At the same time, however, experts say current demand is 3,200 MCM a year – a gap of 700 MCM.

NWRA Deputy Chairman Abdullah Al-Dhari said the average Yemeni's share of renewable water resources was155 cu. m. per year – one tenth the average of most Middle Eastern countries and one fiftieth of the world average.

As the population grows that share shrinks further, the government official told IRIN, warning: “In the years to come only 80 cu. m. will be available.”

But in Sanaa that reality is closer than ever: Water levels are already dropping by six metres a year in the Sanaa basin, the NWRA said.



The last aquifers

So serious is the deficit in the city's total renewable freshwater resources that the authorities are now digging deeper into the city's ancient strategic aquifers – resulting in lower water tables and declining water quality.

“The water is becoming more salinised,” Qahtan Al-Asbahi, a UNDP programme officer with the NWRA conceded, leading to a rise in health problems, particularly kidney ailments.

“We're using well beyond what we can,” Al-Asbahi said, citing a commonly held view of water experts that water would run out in 15 to 20 years in Sanaa as a result of urbanisation, water scarcity, waste, and poor management.

In most countries in the region, wells rarely go deeper than 200 metres, while in Sanaa it is not uncommon today for wells to reach aquifers 600-1,200 metres down.

“These are the last aquifers. We don't have any more water resources after that,” Al-Asbahi said. “This is where the water stops.”



Buying water

But for many residents in the city, the water stopped long ago.

“I have been living here for two years and have always had to buy my water from outside,” Haider Mohammed Alsady, a 21-year-old literature student, complained, pointing to the waterless tap in his simple two-room Sanaa flat.

Only 15 to 25 percent of residents drink from the city's official network. The rest buy from an army of private water vendors that roam the streets selling water from the city's private wells, as well as from nearby villages.

The fact that water and sewage pipes run in parallel with each other means that a similar proportion of people are not hooked up to the city's fledgling sewage system either.
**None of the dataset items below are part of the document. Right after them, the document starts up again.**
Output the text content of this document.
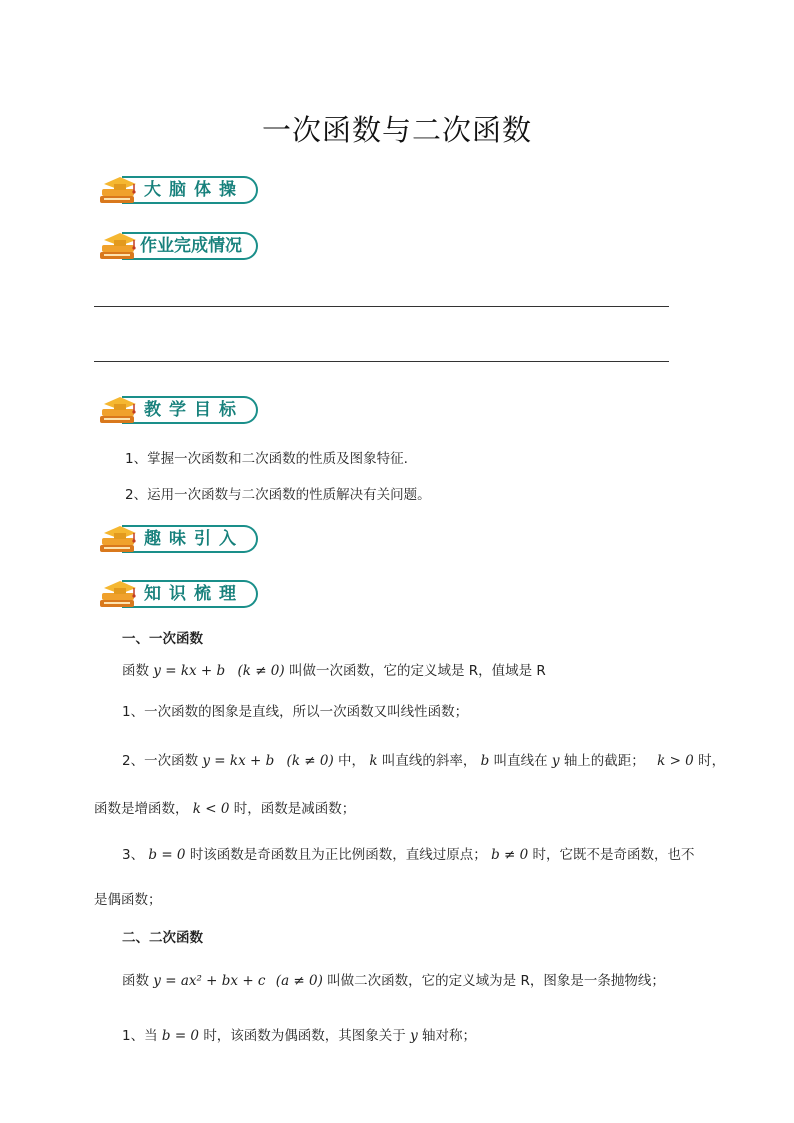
一次函数与二次函数
大脑体操
作业完成情况
教学目标
1、掌握一次函数和二次函数的性质及图象特征.
2、运用一次函数与二次函数的性质解决有关问题。
趣味引入
知识梳理
一、一次函数
函数 y = kx + b (k ≠ 0) 叫做一次函数，它的定义域是 R，值域是 R
1、一次函数的图象是直线，所以一次函数又叫线性函数；
2、一次函数 y = kx + b (k ≠ 0) 中， k 叫直线的斜率， b 叫直线在 y 轴上的截距； k > 0 时，
函数是增函数， k < 0 时，函数是减函数；
3、 b = 0 时该函数是奇函数且为正比例函数，直线过原点； b ≠ 0 时，它既不是奇函数，也不
是偶函数；
二、二次函数
函数 y = ax² + bx + c (a ≠ 0) 叫做二次函数，它的定义域为是 R，图象是一条抛物线；
1、当 b = 0 时，该函数为偶函数，其图象关于 y 轴对称；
“Water supply is linked to sanitation. There is no getting around that,” the UNDP's Al-Asbahi said, noting that many of the large-scale housing projects now springing up in the city have their own water resource systems as well as sewage systems.



Future strategies

The debate over how to tackle the city's water crisis continues. The government has raised the possibility of changing the country's economic base so that people switch away from water-based activities to non-water based activities. But this is politically very sensitive in a country where 50 percent of the population works in agriculture.

A series of dams to collect rainwater have been mooted, but there are questions as to whether the ambitious multi-million dollar plan could ever get off the ground.

“Unfortunately, the cost of this is very high,” Al-Hamdi said.

Feasibility studies show that a dam near Sanaa would provide the city with a sustainable seven MCM of water a year, while at the same time eight MCM was currently being lost in the irrigation system, he said.

“We could use the money for the dam to improve the irrigation system instead, resulting in greater savings over the long term,” he suggested, stressing the need for integrated water management, including wiser water usage and irrigation efficiency.

As the debate goes on, time is running out: “This capital city is under threat of being the first in the world to run out of water,” the deputy minister said bluntly. “And we don't want to be famous for that.”